The only problem is that it's kind of pricey. I'm taking the Acela down because everyone tells me that it's quite pleasant. It's not available on Saturday, sadly, so I'm taking the less-expensive but less-pleasant Regional train; in order to make that suck less, I blew the extra $30 to upgrade to business class, so hopefully it'll be decent. But all told, it's going to run $225, which feels like Real Money.

At this point, it's useful to run the numbers. Driving myself doesn't *feel* expensive, but it's not as cheap as I think. Even assuming an optimistic 30 miles per gallon, that's 20 gallons of gas at $3, so $60. And figuring that the depreciation on the car is about $.20/mile, that's another $120, bringing the actual total cost of driving myself to $180.

So from that perspective, I'm only spending an extra $45, for the privilege of letting someone else do the driving for 10 hours and relieving myself of a bit of Liberal Environmental Guilt. That's not too bad a deal...

[identity profile] new-man.livejournal.com 2007-05-11 02:56 am (UTC)(link)
It makes me crazy. Boston to New York is 420 miles round trip. Even at 20 m.p.g., and $3.00 per gallon, that's $63 in gas. I don't pay tolls, because from here it's faster and easier to just drop south on 93 to 95. With the depreciation of $84 and parking at around $20 per day, it's $197 to drive down for the weekend.

If I'm going down by myself, I can sort of squint and make the train and driving come out about equal.

If there are two or three of us? Forget about it. The car wins every time1. It makes me so angry. I wrote almost this exact letter to Amtrak about two years ago.

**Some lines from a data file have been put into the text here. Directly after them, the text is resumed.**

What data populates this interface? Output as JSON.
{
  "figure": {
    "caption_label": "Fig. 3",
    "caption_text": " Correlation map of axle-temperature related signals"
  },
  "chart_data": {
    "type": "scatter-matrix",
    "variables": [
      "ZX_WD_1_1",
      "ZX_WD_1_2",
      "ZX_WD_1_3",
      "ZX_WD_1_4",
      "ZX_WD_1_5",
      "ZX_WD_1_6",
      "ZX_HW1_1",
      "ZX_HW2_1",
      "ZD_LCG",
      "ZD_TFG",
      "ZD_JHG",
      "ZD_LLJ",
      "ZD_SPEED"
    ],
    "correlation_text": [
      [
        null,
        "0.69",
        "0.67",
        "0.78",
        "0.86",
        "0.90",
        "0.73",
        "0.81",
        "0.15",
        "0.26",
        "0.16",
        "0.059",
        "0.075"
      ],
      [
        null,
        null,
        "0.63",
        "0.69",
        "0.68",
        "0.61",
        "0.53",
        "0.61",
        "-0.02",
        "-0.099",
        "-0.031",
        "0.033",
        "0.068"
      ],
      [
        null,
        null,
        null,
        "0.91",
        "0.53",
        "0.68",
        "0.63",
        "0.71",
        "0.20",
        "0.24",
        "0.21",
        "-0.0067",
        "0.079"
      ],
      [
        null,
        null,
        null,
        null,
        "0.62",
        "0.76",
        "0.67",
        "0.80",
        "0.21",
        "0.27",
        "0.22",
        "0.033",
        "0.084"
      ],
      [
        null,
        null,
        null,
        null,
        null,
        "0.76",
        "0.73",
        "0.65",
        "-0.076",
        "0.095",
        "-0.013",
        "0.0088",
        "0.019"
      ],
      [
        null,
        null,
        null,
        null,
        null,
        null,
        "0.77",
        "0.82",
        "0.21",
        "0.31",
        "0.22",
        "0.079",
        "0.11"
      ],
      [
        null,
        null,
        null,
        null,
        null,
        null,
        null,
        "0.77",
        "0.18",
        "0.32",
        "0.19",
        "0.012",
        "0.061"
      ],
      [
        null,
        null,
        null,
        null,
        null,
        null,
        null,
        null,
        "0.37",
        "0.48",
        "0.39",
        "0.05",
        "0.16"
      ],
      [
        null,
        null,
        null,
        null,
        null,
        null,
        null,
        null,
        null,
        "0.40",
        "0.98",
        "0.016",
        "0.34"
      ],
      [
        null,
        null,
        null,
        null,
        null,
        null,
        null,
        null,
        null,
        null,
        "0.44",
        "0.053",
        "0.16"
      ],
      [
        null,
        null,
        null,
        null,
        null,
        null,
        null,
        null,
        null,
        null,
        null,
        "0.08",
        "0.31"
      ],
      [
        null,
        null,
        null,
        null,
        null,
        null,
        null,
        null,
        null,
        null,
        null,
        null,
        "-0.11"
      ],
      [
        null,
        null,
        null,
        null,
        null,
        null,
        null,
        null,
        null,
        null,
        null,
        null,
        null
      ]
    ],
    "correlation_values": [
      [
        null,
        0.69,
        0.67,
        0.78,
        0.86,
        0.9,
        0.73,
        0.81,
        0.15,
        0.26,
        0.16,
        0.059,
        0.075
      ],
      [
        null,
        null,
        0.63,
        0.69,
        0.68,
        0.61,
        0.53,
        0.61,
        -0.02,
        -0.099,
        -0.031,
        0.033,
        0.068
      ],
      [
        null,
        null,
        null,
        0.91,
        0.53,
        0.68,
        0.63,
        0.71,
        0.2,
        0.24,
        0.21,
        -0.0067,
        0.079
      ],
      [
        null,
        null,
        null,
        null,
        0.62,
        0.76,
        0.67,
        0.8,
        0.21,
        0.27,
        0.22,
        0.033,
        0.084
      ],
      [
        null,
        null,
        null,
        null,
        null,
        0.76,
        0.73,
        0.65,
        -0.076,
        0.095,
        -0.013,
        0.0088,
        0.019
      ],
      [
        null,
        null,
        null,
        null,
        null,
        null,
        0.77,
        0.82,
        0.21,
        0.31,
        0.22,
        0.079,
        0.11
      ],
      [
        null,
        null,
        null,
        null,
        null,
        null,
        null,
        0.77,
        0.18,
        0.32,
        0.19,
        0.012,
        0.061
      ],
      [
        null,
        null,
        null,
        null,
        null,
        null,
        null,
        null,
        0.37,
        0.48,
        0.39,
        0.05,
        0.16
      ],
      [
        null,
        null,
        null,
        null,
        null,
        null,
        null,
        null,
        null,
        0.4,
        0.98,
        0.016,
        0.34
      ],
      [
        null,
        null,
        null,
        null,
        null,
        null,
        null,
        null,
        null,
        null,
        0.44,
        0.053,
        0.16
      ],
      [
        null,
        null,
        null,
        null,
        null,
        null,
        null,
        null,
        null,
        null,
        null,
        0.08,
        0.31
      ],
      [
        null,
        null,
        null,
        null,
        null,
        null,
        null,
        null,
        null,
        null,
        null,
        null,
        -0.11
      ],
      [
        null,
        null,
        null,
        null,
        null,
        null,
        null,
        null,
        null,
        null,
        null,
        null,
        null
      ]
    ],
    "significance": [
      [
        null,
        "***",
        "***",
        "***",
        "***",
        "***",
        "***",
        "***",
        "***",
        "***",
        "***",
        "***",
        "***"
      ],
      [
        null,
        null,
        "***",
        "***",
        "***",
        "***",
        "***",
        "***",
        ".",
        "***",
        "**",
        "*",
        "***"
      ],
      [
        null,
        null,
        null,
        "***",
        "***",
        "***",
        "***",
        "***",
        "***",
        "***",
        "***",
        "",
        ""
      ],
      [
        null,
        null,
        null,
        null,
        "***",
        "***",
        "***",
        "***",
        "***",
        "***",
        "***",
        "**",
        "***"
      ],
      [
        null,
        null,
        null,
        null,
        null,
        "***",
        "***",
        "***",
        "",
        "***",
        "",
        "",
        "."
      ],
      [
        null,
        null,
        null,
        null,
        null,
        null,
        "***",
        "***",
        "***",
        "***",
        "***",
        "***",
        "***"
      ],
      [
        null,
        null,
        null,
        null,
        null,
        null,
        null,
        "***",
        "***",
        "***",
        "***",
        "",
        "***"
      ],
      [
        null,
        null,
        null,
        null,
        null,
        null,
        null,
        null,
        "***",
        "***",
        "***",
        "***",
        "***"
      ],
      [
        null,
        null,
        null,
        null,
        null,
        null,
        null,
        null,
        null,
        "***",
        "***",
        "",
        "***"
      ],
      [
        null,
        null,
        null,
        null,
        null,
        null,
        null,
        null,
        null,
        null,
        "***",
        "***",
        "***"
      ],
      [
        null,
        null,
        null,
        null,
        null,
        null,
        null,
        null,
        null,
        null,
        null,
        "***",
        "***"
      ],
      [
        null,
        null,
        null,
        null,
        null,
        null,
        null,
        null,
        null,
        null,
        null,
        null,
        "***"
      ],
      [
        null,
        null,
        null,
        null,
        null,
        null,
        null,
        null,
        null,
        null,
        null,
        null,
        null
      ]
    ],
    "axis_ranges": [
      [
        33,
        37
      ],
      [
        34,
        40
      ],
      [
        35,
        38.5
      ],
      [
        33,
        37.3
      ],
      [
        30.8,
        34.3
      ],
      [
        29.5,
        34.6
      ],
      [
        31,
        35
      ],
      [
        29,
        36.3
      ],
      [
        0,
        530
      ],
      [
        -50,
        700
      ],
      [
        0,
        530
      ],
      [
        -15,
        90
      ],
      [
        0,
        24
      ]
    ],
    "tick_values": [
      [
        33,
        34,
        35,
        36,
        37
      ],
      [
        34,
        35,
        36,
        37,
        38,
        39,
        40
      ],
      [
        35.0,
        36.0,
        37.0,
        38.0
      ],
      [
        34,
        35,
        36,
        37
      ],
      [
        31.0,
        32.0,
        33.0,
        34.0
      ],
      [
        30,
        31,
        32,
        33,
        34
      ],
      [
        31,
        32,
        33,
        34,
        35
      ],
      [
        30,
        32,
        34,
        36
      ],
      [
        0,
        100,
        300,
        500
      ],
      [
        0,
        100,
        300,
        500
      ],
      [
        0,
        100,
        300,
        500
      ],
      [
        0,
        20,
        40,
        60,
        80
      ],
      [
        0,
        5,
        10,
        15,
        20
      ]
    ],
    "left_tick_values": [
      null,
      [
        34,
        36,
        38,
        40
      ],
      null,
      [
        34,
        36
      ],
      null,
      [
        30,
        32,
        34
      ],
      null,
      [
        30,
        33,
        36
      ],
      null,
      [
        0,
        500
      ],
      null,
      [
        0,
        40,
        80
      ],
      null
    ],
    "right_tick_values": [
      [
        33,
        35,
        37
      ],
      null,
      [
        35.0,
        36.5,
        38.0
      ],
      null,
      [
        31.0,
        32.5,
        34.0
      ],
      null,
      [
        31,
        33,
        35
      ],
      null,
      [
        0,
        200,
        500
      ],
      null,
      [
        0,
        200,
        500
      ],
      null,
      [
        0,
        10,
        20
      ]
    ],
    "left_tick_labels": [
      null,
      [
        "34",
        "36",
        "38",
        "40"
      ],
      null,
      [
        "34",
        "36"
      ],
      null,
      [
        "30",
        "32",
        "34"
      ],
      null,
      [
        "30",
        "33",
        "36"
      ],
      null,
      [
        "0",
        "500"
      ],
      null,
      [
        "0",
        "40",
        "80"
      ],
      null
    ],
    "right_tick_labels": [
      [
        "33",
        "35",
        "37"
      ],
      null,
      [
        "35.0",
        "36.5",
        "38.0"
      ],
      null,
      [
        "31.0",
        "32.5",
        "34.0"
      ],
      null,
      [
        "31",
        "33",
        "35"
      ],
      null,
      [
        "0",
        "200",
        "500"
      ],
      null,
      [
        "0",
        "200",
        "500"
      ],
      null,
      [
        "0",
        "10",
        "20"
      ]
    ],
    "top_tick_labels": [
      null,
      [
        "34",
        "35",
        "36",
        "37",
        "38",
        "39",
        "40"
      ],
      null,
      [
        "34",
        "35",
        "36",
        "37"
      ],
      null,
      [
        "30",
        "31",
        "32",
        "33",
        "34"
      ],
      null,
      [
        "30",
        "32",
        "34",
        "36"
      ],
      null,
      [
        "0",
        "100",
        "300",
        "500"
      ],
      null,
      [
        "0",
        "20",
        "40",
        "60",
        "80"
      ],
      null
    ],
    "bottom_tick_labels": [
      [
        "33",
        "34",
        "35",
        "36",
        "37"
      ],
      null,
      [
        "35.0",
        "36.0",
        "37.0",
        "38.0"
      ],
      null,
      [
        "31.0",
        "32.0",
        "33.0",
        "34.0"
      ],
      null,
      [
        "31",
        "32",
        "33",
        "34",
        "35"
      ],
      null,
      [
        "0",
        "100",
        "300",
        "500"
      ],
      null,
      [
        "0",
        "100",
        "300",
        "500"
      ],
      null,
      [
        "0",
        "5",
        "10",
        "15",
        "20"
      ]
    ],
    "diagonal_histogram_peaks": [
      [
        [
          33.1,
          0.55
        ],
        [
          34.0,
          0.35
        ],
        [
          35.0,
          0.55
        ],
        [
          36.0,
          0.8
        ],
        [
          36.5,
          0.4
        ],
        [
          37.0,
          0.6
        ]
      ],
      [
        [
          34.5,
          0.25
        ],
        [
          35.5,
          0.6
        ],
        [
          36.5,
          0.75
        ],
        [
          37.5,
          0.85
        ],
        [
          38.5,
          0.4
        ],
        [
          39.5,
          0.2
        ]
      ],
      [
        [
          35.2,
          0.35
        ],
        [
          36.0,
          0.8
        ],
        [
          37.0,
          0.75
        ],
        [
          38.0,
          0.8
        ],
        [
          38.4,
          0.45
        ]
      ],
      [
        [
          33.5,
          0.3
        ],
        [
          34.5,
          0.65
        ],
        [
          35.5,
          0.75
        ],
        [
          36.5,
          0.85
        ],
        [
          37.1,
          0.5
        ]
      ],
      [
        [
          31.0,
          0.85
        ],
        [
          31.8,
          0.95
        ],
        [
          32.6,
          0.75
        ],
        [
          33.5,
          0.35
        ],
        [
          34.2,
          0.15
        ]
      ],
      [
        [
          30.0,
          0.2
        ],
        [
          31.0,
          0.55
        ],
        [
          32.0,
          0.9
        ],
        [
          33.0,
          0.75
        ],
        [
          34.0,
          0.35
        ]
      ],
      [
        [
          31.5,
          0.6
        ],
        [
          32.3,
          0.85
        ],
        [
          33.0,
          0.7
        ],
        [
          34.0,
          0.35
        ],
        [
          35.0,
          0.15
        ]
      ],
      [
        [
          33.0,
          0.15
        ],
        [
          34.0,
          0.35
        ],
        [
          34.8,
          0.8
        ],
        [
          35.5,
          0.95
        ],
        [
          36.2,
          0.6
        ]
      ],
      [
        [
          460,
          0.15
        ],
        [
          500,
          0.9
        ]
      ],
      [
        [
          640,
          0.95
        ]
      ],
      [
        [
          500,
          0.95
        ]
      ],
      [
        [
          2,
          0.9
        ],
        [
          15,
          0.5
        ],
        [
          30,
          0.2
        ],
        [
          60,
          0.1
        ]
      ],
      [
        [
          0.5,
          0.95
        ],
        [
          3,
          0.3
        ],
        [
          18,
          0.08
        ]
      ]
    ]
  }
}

I got no response.

1 - The car, in fact, does win almost every time, because 99% of the time I only pay for parking for one day — at the most.

[identity profile] eclecticmagpie.livejournal.com 2007-05-11 04:23 pm (UTC)(link)
To make matters worse, if you want to stop in New Haven to have lunch with a friend, the price of the train trip nearly doubles.

My understanding is that the excess profit from fares on the northeast corridor are justified as making up for losses in the Amtrak system elsewhere. The phone company used to do something similar, but they lost that anti-trust suit.